We will help you and your dog learn how to respond to unfamiliar sights and sounds such as: medical equipment (which may include wheelchairs, crutches and walkers,) loud noises and crowds. Also, the appropriate way to approach patients in hospital beds, wheelchairs, and walkers during visits. We will help with skills needed to work with and around other therapy dogs.

What costs are there?

We do not charge for training.

  • Our evaluators provide PP therapy dog certification when you and your dog are ready. IETD does not add a charge for their evaluation/certification testing services.
  • At the time of certification, we ask that you join Inland Empire Therapy Dogs. The cost to join IETD is $30 per year, pro-rated monthly starting in May.
  • The cost to start your PP membership is $80.00.

What are Pet Partners requirements?

I have a new dog that I want to be a therapy dog someday. What kind of training should I be doing right now?

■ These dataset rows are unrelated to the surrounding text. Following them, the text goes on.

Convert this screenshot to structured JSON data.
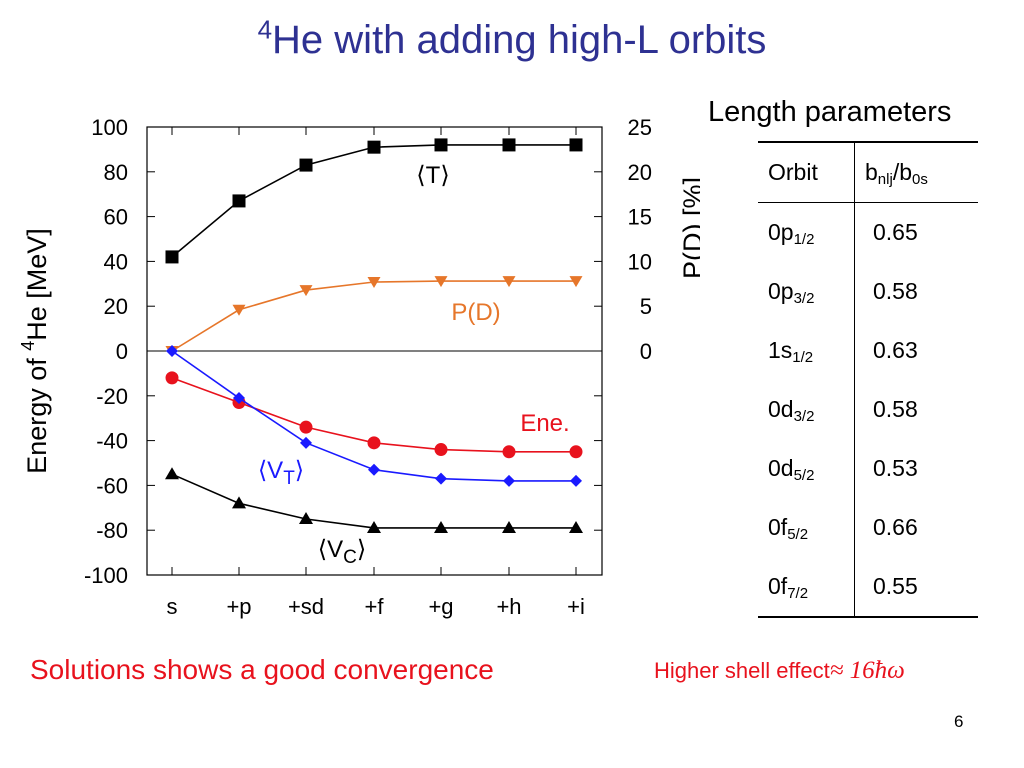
{
  "slide": {
    "title_sup": "4",
    "title_main": "He with adding high-L orbits",
    "page_number": "6"
  },
  "conclusion": "Solutions shows a good convergence",
  "shell_note": {
    "text": "Higher shell effect",
    "formula": "≈ 16ħω"
  },
  "colors": {
    "title": "#2e3192",
    "accent_red": "#e8121d",
    "pd_orange": "#e6762a",
    "vt_blue": "#1a1aff",
    "black": "#000000"
  },
  "table": {
    "title": "Length parameters",
    "header_orbit": "Orbit",
    "header_b_main": "b",
    "header_b_sub": "nlj",
    "header_b_mid": "/b",
    "header_b_sub2": "0s",
    "rows": [
      {
        "orbit": "0p",
        "sub": "1/2",
        "value": "0.65"
      },
      {
        "orbit": "0p",
        "sub": "3/2",
        "value": "0.58"
      },
      {
        "orbit": "1s",
        "sub": "1/2",
        "value": "0.63"
      },
      {
        "orbit": "0d",
        "sub": "3/2",
        "value": "0.58"
      },
      {
        "orbit": "0d",
        "sub": "5/2",
        "value": "0.53"
      },
      {
        "orbit": "0f",
        "sub": "5/2",
        "value": "0.66"
      },
      {
        "orbit": "0f",
        "sub": "7/2",
        "value": "0.55"
      }
    ]
  },
  "chart_data": {
    "type": "line",
    "categories": [
      "s",
      "+p",
      "+sd",
      "+f",
      "+g",
      "+h",
      "+i"
    ],
    "ylabel_pre": "Energy of ",
    "ylabel_sup": "4",
    "ylabel_post": "He [MeV]",
    "y2label": "P(D) [%]",
    "ylim": [
      -100,
      100
    ],
    "yticks": [
      100,
      80,
      60,
      40,
      20,
      0,
      -20,
      -40,
      -60,
      -80,
      -100
    ],
    "y2lim": [
      -25,
      25
    ],
    "y2ticks": [
      25,
      20,
      15,
      10,
      5,
      0
    ],
    "zero_line": true,
    "series": [
      {
        "name": "⟨T⟩",
        "axis": "left",
        "marker": "square",
        "color": "#000000",
        "values": [
          42,
          67,
          83,
          91,
          92,
          92,
          92
        ]
      },
      {
        "name": "P(D)",
        "axis": "right",
        "marker": "triangle-down",
        "color": "#e6762a",
        "values": [
          0.0,
          4.6,
          6.8,
          7.7,
          7.8,
          7.8,
          7.8
        ]
      },
      {
        "name": "Ene.",
        "axis": "left",
        "marker": "circle",
        "color": "#e8121d",
        "values": [
          -12,
          -23,
          -34,
          -41,
          -44,
          -45,
          -45
        ]
      },
      {
        "name": "⟨V",
        "name_sub": "T",
        "name_post": "⟩",
        "axis": "left",
        "marker": "diamond",
        "color": "#1a1aff",
        "values": [
          0,
          -21,
          -41,
          -53,
          -57,
          -58,
          -58
        ]
      },
      {
        "name": "⟨V",
        "name_sub": "C",
        "name_post": "⟩",
        "axis": "left",
        "marker": "triangle-up",
        "color": "#000000",
        "values": [
          -55,
          -68,
          -75,
          -79,
          -79,
          -79,
          -79
        ]
      }
    ]
  }
}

Start by spending lots of time socializing your dog. Take them everywhere dogs are allowed to go. Introduce them to people of all ages-from little children to the elderly. Expose them to lots of different noises-cars, sirens, train whistles, etc. Start taking your dog to behavior training classes right away. Doing so builds a strong bond between you and your dog as you train together as a team. Plan play dates so your dog gets used to being around other dogs.